I regularly treat pets deemed “hopeless” by conventional medicine, only to have these special pets recover, get cured, and live normal lives with aggressive holistic care.
In some cases, though, no matter what is tried the pet’s body tells us that a cure is not to be. In these cases hospice care is best. This involves keeping the pet comfortable with a combination of conventional medicines (usually pain relief if needed,) and natural therapies to support a feeling of euphoria and peace, as well as detoxification. This may involve giving medications in the hospital as well as at home, until we see that the therapies are no longer keeping the pet happy and comfortable.
I’m often asked how to know when it’s the right time for euthanasia. Prior to getting accepted into veterinary school in 1983 I published my first article for a major veterinary journal on this topic. As I stated then, I feel euthanasia is acceptable and desired when 2 things happen:you are no longer able to enjoy your pet in his current condition and he is no longer able to enjoy you due to his current condition. IF recovery is unlikely despite all we’ve tried, than the pet is basically saying to us…”Hey you tried everything. I gave it all I had but I can’t fight anymore. It’s time for both of us to say Good Bye. Thanks for loving me and caring for me but it’s time to let go.”
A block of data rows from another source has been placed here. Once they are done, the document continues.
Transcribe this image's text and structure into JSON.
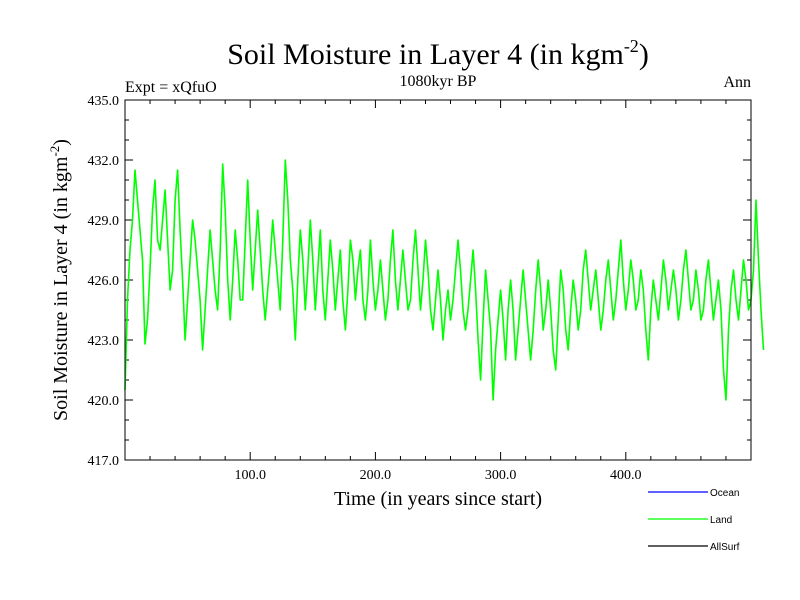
{
  "chart_data": {
    "type": "line",
    "title_main": "Soil Moisture in Layer 4 (in kgm",
    "title_sup": "-2",
    "title_end": ")",
    "subtitle": "1080kyr BP",
    "left_label": "Expt = xQfuO",
    "right_label": "Ann",
    "xlabel": "Time (in years since start)",
    "ylabel_main": "Soil Moisture in Layer 4 (in kgm",
    "ylabel_sup": "-2",
    "ylabel_end": ")",
    "xlim": [
      0,
      500
    ],
    "ylim": [
      417.0,
      435.0
    ],
    "x_ticks": [
      100,
      200,
      300,
      400
    ],
    "x_tick_labels": [
      "100.0",
      "200.0",
      "300.0",
      "400.0"
    ],
    "y_ticks": [
      417,
      420,
      423,
      426,
      429,
      432,
      435
    ],
    "y_tick_labels": [
      "417.0",
      "420.0",
      "423.0",
      "426.0",
      "429.0",
      "432.0",
      "435.0"
    ],
    "legend": [
      {
        "name": "Ocean",
        "color": "#0000ff"
      },
      {
        "name": "Land",
        "color": "#00ff00"
      },
      {
        "name": "AllSurf",
        "color": "#000000"
      }
    ],
    "series": [
      {
        "name": "Land",
        "color": "#00ff00",
        "x_start": 0,
        "x_step": 2,
        "values": [
          420.5,
          425.0,
          427.5,
          429.0,
          431.5,
          430.0,
          428.5,
          427.0,
          422.8,
          424.0,
          426.5,
          429.5,
          431.0,
          428.0,
          427.5,
          429.0,
          430.5,
          428.0,
          425.5,
          426.5,
          430.0,
          431.5,
          428.5,
          426.0,
          423.0,
          425.0,
          427.0,
          429.0,
          428.0,
          426.5,
          425.0,
          422.5,
          424.5,
          426.5,
          428.5,
          427.0,
          425.5,
          424.5,
          427.5,
          431.8,
          429.5,
          426.0,
          424.0,
          426.0,
          428.5,
          427.0,
          425.0,
          425.0,
          428.0,
          431.0,
          428.0,
          425.5,
          427.5,
          429.5,
          427.5,
          425.5,
          424.0,
          425.5,
          427.0,
          429.0,
          427.5,
          426.0,
          424.5,
          428.0,
          432.0,
          430.0,
          427.0,
          425.5,
          423.0,
          426.0,
          428.5,
          427.0,
          424.5,
          426.5,
          429.0,
          427.0,
          424.5,
          426.5,
          428.5,
          425.5,
          424.0,
          426.0,
          428.0,
          426.5,
          424.5,
          426.0,
          427.5,
          425.0,
          423.5,
          425.5,
          428.0,
          427.0,
          425.0,
          426.5,
          427.5,
          425.0,
          424.0,
          425.5,
          428.0,
          426.0,
          424.5,
          425.5,
          427.0,
          425.5,
          424.0,
          425.0,
          427.0,
          428.5,
          426.0,
          424.5,
          426.0,
          427.5,
          426.0,
          424.5,
          425.0,
          427.0,
          428.5,
          426.5,
          424.5,
          426.0,
          428.0,
          426.5,
          424.5,
          423.5,
          425.0,
          426.5,
          425.0,
          423.0,
          424.5,
          425.5,
          424.0,
          425.0,
          426.5,
          428.0,
          426.5,
          424.5,
          423.5,
          424.5,
          426.0,
          427.5,
          425.5,
          423.0,
          421.0,
          424.0,
          426.5,
          425.0,
          423.5,
          420.0,
          422.5,
          424.0,
          425.5,
          424.0,
          422.0,
          424.5,
          426.0,
          424.5,
          422.0,
          423.5,
          425.0,
          426.5,
          425.0,
          423.5,
          422.0,
          423.5,
          425.5,
          427.0,
          425.5,
          423.5,
          424.5,
          426.0,
          424.5,
          422.5,
          421.5,
          424.0,
          426.5,
          425.5,
          423.5,
          422.5,
          424.5,
          426.0,
          425.0,
          423.5,
          424.5,
          426.5,
          427.5,
          426.0,
          424.5,
          425.5,
          426.5,
          425.0,
          423.5,
          424.5,
          426.0,
          427.0,
          425.5,
          424.0,
          425.0,
          426.5,
          428.0,
          426.0,
          424.5,
          425.5,
          427.0,
          426.0,
          424.5,
          425.0,
          426.5,
          425.5,
          423.5,
          422.0,
          424.5,
          426.0,
          425.0,
          424.0,
          425.5,
          427.0,
          426.0,
          424.5,
          425.5,
          426.5,
          425.5,
          424.0,
          425.0,
          426.5,
          427.5,
          426.0,
          424.5,
          425.0,
          426.5,
          425.5,
          424.0,
          424.5,
          426.0,
          427.0,
          425.5,
          424.0,
          425.0,
          426.0,
          424.5,
          421.5,
          420.0,
          423.5,
          425.5,
          426.5,
          425.0,
          424.0,
          425.5,
          427.0,
          426.0,
          424.5,
          425.0,
          426.5,
          430.0,
          427.0,
          424.5,
          422.5
        ]
      }
    ]
  }
}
While never easy, euthanasia, involving a shot of a quick overdose of anesthetic, is the final gift we can give our pets who have given so much to us. I’ve had to euthanize my own special pets Rita and Dysa (both within the last 2 years,) so I know your pain and grief. However, I knew I was being selfless in letting them go, and I know they were grateful for this final gift as I held them while they quickly and painlessly passed.